Fake Caregiver and Nanny Job Scams on Facebook
How fraudulent nanny, caregiver, and elderly care job postings on Facebook extract fees, deliver fraudulent cheques, or expose victims to personal safety risks.
Part of: Fake Caregiver & Nanny Job Scams
Last reviewed: 8 June 2026
Caregiving and nanny job scams on Facebook are particularly harmful because they target people seeking employment in inherently trusting, domestic roles. The jobs are posted in local community groups, caregiver networks, or on Facebook Marketplace, making them appear organic and community-endorsed. The scam exploits the personal nature of caregiving work to create rapid trust.
Facebook's local groups are used because they lend geographic specificity — a posting in a local parents' group feels more authentic than a generic job ad. Victims may also share more personal information than they would in a formal application process because the informal social context seems less threatening.
Cheque fraud is a common element of this scam type: the 'employer' sends a cheque before the caregiver has started, asks for a portion to be returned for 'supplies,' and the cheque bounces after the caregiver has already transferred funds.
How this scam works on Facebook
A posting in a Facebook community group or Marketplace describes a family or elderly individual needing a nanny, caregiver, or companion. The pay rate is competitive and the requirements minimal. The poster's Facebook profile appears to be a genuine local resident with photos and friends.
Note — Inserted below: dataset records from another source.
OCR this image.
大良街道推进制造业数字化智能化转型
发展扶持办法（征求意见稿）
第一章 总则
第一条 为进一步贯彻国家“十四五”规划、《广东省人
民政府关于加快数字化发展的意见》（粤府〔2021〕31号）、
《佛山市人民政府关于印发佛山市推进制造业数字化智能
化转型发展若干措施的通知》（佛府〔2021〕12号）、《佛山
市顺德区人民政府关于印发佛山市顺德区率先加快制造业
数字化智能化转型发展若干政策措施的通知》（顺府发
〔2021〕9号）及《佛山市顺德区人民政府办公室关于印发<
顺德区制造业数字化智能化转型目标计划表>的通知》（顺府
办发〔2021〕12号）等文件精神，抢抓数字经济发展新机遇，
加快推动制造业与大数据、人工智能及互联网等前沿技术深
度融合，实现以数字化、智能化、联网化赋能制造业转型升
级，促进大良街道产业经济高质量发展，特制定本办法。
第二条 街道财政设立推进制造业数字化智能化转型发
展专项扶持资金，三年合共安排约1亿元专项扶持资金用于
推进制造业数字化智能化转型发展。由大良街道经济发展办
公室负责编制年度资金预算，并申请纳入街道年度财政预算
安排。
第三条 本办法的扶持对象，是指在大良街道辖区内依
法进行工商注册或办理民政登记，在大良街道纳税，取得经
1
Initial contact progresses quickly and warmly. The 'employer' cannot meet in person due to travel or caregiving circumstances, so the entire hiring process occurs over Messenger. An overpayment cheque is sent in advance of the start date, and the caregiver is asked to use part of the funds to buy supplies, pay a previous carer, or cover a background check from an 'approved' provider.
The cheque bounces. The 'employer' profile may have been a hacked or cloned account of a real local resident. In in-person variants of this scam, the risk extends to personal safety in the victim's home.
Common red flags
- Employer cannot meet in person before the job starts despite the position being local
- Cheque sent before any in-person meeting or background check is conducted
- Request to forward part of an advance cheque payment for supplies or a prior employee
- Hiring conducted entirely through Messenger without a phone call or video chat
- Profile of the posting family seems newly created or shows signs of cloning (limited photo history, few connections)
- Unusually high pay rate compared to local caregiver market rates
How to protect yourself
- Insist on a video call and in-person meeting before agreeing to any caregiving role
- Never accept advance cheque payments from an employer you have not verified in person
- Do not purchase supplies or transfer any portion of a payment sent before your first day of work
- Let someone you trust know the full address and details of any new caregiver employer before your first visit
- Verify local caregiver job postings through established agencies rather than informal Facebook groups
How to report it
- Report the Facebook profile and posting using Facebook's built-in report function
- File a report with the FTC at reportfraud.ftc.gov if money was lost through cheque fraud
- Contact your local police if you were put at personal risk or the posting used a real local resident's identity without consent
Frequently asked questions
Why do caregiver scammers send cheques before the job starts?
An advance cheque serves two purposes: it creates a sense of financial commitment from the employer (making the job feel real) and sets up the overpayment cheque fraud where the caregiver loses money when the cheque bounces after they have already transferred funds.